Either targetDomain or windowIDs should present. I propose to use ID rather
than name (though window can have a name), since window.name is not required
to be unique within the browser.

Then the user agent (i.e. the browser, such as firefox) will do the following:

  var e = { source: { href: get the sender's window.location.href,
                      windowID: unique windowID within this browser },
            target: { domain: targetDomain as the sender requested,
                      windows: the array of windowID },
            data: JSON.parse(JSON.stringtify(messageObject)),
            ts: the timestamp when the post is requested };
  if (windowIDs presents) {
    postEvent to those windows.
  } else {
    traverse the list of all windows
    for (each window){
      if (the domain of the window matches the target domain of the message) {
        postEvent(e);
      }
    }

The receiver:
  /* return true to indicate to continue to receive message from
     this sender return false to indicate to deny messages from this
     sender forever (as long as the browser can remember this) */
  function receiver(e) {
    if (e.source is accepted) {
      take the e.data to do whatever as desired.
      return true;
    }
    return false;
  }
  window.addEventListener('message', receiver, false);

If the receiver wants to respond to the sender:
  window.postMessage(messageObject, targetDomain optional, windowIDs optional);	      

  targetDomain can be found from e.source.href
  windowID can be found from e.source.windowID
  messageObject is the message object intended to be sent.

*About domain match*
The specification of the target domain can be:
  www.google.com or google.com - this should match *.google.com
  com - this should match *.com
  "" - as for all
  https://www.google.com
  http://www.google.com:9876/abc/

For the last case, if a window.location.href=="http://www.google.com:9876/def/", then they do not match.

*About Security*
As long as the receiver check who is the sender which is identified by the user agent, there is no security issue at all.

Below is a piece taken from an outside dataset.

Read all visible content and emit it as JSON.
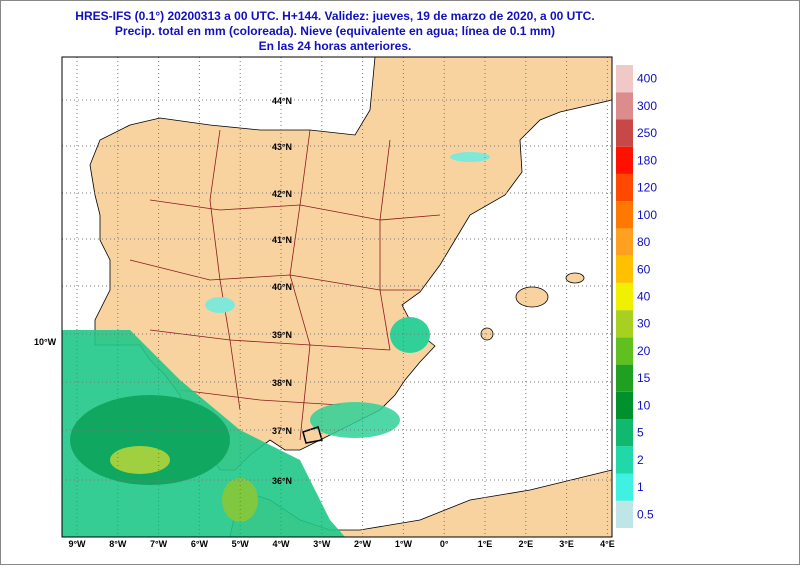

*About context sharing within the browser*
Whether session data should be shared among the different processes of the same browser. such as cookies. It seems that firefox does not allow 2 different processes unless use different profile. Here, one more setting, whether the windowIDs should be unique across different process. Within the same process among different tabs, they must be unique. If no more than one process is allowed, then such setting is not relevant.

Challenge A bad design waste people's energy & time, to promote the better solution. I am offering a reward for the 1st one who implement my proposal. If you can do this before march 1st, 2013, I will give you $10.
    
jackiszhp@gmail.com
Comment 2 Ian 'Hixie' Hickson 2013-03-21 19:01:57 UTC
*** Bug 20791 has been marked as a duplicate of this bug. ***
Comment 3 Ian 'Hixie' Hickson 2013-04-29 22:36:18 UTC
As far as I can tell, this is already possible with shared workers. Is that not sufficient?

It's hard to use window IDs, since we can't guarantee that they'll be unique if the author can set them, and there's no way for the other window to figure out what the ID is if the UA sets them unless the windows can already communicate (in which case, what does this add).

If you have specific use cases that should be considered, please do describe them here (and reopen the bug). Without specific use cases to examine, it's hard to evaluate shared workers or the proposal above as a solution.